Buen día, compañeros y profesora. Tras revisar los videos y materiales de la unidad, considero que lo más relevante es lo siguiente:

En México, la propiedad intelectual, en un sentido amplio, se divide en propiedad industrial y derechos de autor. Estos derechos, a su vez, se asientan en la Ley Federal de Protección a la Propiedad Industrial y la Ley Federal del Derecho de Autor, respectivamente.

La propiedad industrial agrupa invenciones, signos distintivos, secretos empresariales, franquicias, entre otros. La figura de protección a estos derechos más conocida es la de las patentes, sin embargo, hay otras como los modelos de utilidad y los diseños industriales. La autoridad competente en este caso es el Instituto Mexicano de la Propiedad Industrial (IMPI).

En cuanto a los derechos de autor, la autoridad es el Instituto Nacional del Derecho de Autor (INDAUTOR). Se considera que solo una persona puede ser un autor, por tanto, los animales o inteligencias artificiales no son sujetos de estas protecciones. Entre las obras protegidas están las literarias, musicales, fotográficas, arquitectónicas, cinematográficas, programas de computación, etc.

Estos derechos tienen protección desde que la obra se plasma en algún medio, y es importante señalar que no se protegen ideas en general, sino obras específicas. Los derechos de autor se dividen principalmente en patrimoniales (explotación comercial) y morales (paternidad, respeto, etc.).

En este sentido, me parece que los derechos más relevantes en el caso de un profesional del diseño gráfico y la animación son los de autor relacionados con ilustraciones y dibujos, mientras que, en el caso de propiedad industrial, serían justamente los diseños industriales. Es por ello que considero imprescindible este tipo de formación en la materia, pues nos permite ser conscientes de estos derechos para proteger los propios y no infringir los de los demás.
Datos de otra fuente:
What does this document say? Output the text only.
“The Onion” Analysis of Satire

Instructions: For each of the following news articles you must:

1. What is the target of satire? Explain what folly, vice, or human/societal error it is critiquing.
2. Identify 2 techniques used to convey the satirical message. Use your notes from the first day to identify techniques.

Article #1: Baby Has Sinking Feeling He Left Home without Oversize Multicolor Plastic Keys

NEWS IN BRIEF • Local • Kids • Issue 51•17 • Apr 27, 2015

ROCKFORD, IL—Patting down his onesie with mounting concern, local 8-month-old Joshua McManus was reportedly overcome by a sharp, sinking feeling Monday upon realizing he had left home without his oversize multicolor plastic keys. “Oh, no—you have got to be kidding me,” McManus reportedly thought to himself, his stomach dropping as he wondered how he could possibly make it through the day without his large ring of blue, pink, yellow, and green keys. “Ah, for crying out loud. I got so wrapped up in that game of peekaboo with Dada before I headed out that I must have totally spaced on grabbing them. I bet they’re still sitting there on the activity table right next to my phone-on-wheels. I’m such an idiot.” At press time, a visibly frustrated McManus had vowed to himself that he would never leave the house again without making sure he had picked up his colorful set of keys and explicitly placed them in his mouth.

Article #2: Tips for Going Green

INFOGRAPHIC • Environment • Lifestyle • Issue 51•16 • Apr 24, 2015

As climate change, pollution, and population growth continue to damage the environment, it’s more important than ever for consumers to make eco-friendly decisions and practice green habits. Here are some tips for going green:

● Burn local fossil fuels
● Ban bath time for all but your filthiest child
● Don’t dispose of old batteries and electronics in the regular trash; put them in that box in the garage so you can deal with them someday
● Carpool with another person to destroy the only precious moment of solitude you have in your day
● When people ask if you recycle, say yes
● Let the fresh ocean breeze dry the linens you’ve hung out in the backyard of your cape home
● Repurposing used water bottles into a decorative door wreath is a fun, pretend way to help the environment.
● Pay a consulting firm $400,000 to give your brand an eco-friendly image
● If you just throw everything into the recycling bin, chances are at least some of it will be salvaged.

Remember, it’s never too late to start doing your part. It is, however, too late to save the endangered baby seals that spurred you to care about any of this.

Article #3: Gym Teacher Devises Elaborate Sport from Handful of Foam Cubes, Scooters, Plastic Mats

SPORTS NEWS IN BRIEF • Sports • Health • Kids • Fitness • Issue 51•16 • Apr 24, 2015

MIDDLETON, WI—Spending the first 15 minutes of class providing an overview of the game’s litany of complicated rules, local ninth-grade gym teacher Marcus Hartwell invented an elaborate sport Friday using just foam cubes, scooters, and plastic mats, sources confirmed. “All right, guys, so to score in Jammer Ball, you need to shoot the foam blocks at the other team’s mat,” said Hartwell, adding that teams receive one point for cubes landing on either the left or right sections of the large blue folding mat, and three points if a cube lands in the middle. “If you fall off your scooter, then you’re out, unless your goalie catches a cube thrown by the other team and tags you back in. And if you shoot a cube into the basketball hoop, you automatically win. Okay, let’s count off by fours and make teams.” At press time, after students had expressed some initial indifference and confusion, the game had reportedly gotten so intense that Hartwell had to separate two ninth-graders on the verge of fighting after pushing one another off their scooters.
Finalmente, en cuanto a mi opinión sobre las leyes mexicanas, tras analizar los materiales de la unidad, investigar y comparar con otros casos (como en los Estados unidos), creo que la legislación mexicana es muy completa. Puede que la principal razón para ello sea la presión internacional por seguir el ritmo a lo dispuesto en los tratados celebrados, pero aún así me parece que abarca lo necesario y hasta los temas más recientes, como los concernientes a Internet y el ámbito digital.

No obstante, lo que sí he percibido es que muchas veces estos derechos no se protegen como lo indica la ley. Normalmente, pequeños autores y creadores no cuentan con los conocimientos y medios necesarios para hacerlos valer, pero incluso grandes empresas, editoriales y agencias sufren de abusos y delitos como la piratería, los cuales no se suelen castigar de forma ejemplar. Como en el caso de casi todas las leyes mexicanas, desde mi punto de vista, sobre el papel son bastante buenas, pero en la práctica todavía falta mucho camino por recorrer.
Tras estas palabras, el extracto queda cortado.